The basic structure of the "RL series" SARSA algorithm

Source: Internet
Author: User

Sarsa algorithm strictly speaking, is TD (0) on the State action function estimation of the On-policy form, so its basic architecture and TD $v_{\pi}$ Estimation Algorithm (On-policy) is not very different, so here is no longer separate elaboration. In this paper, two simple examples are used to apply SARSA algorithm in practice, and the process and basic structure of SARSA algorithm are mastered and summarized.

The statistical methods of reinforcement learning (including Monte Carlo,td) in the implementation of episode task, there are no exceptions to the two layer of the most basic cycle structure. If we look at each episode task as a game, then the game has a beginning and an end, and the statistical method is to play in one inning after another and then summarize the optimal strategy. The difference between Monte Carlo and TD is that Monte Carlo is finished and summed up once, while the TD algorithm is a summary of the side playing. So the two layers of the basic structure of the outer layer is to play the number of cycles, the interior is the game process for the loop.

Sarsa as the On-policy control algorithm under the TD algorithm, only the game Edge Update Action Value function and policy, so the inner layer of the SARSA algorithm can be refined by the TD algorithm to the following structure:

The basic structure of the "RL series" SARSA algorithm

Related Article

Contact Us

The content source of this page is from Internet, which doesn't represent Alibaba Cloud's opinion; products and services mentioned on that page don't have any relationship with Alibaba Cloud. If the content of the page makes you feel confusing, please write us an email, we will handle the problem within 5 days after receiving your email.

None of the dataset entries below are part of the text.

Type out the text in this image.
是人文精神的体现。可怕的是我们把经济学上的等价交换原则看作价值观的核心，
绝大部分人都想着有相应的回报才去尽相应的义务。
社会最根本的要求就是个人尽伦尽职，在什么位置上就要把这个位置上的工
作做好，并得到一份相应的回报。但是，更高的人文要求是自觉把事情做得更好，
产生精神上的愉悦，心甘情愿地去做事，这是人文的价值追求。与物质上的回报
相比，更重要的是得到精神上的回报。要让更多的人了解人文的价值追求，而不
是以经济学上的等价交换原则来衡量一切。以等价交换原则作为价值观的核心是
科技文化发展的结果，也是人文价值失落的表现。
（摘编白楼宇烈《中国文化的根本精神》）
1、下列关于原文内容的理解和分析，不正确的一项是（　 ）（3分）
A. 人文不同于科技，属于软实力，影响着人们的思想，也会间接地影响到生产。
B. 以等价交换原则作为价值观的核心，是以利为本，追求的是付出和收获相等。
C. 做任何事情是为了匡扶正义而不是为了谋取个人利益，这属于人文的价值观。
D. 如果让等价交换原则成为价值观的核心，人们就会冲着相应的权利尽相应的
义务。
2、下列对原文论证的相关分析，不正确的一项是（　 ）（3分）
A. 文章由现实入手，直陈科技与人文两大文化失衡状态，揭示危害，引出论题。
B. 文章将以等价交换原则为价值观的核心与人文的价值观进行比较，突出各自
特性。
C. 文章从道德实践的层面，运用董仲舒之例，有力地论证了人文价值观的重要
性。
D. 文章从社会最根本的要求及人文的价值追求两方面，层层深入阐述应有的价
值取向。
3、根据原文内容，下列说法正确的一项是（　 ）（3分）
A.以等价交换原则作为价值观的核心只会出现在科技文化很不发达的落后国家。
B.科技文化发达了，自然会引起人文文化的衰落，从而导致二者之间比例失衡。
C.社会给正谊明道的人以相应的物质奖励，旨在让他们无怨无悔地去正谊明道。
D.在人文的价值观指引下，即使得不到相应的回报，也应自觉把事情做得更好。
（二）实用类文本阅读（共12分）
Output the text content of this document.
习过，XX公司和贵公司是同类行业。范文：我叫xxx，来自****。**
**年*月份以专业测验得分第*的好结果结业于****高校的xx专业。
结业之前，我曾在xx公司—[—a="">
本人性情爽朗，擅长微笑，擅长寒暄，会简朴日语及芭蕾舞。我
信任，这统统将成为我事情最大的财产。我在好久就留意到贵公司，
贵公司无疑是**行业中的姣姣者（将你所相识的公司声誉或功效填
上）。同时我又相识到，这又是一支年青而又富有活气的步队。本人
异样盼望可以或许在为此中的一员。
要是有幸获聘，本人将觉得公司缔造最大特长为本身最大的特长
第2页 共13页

If you find any instances of plagiarism from the community, please send an email to: info-contact@alibabacloud.com and provide relevant evidence. A staff member will contact you within 5 working days.

A Free Trial That Lets You Build Big!

Start building with 50+ products and up to 12 months usage for Elastic Compute Service

  • Sales Support

    1 on 1 presale consultation

  • After-Sales Support

    24/7 Technical Support 6 Free Tickets per Quarter Faster Response

  • Alibaba Cloud offers highly flexible support services tailored to meet your exact needs.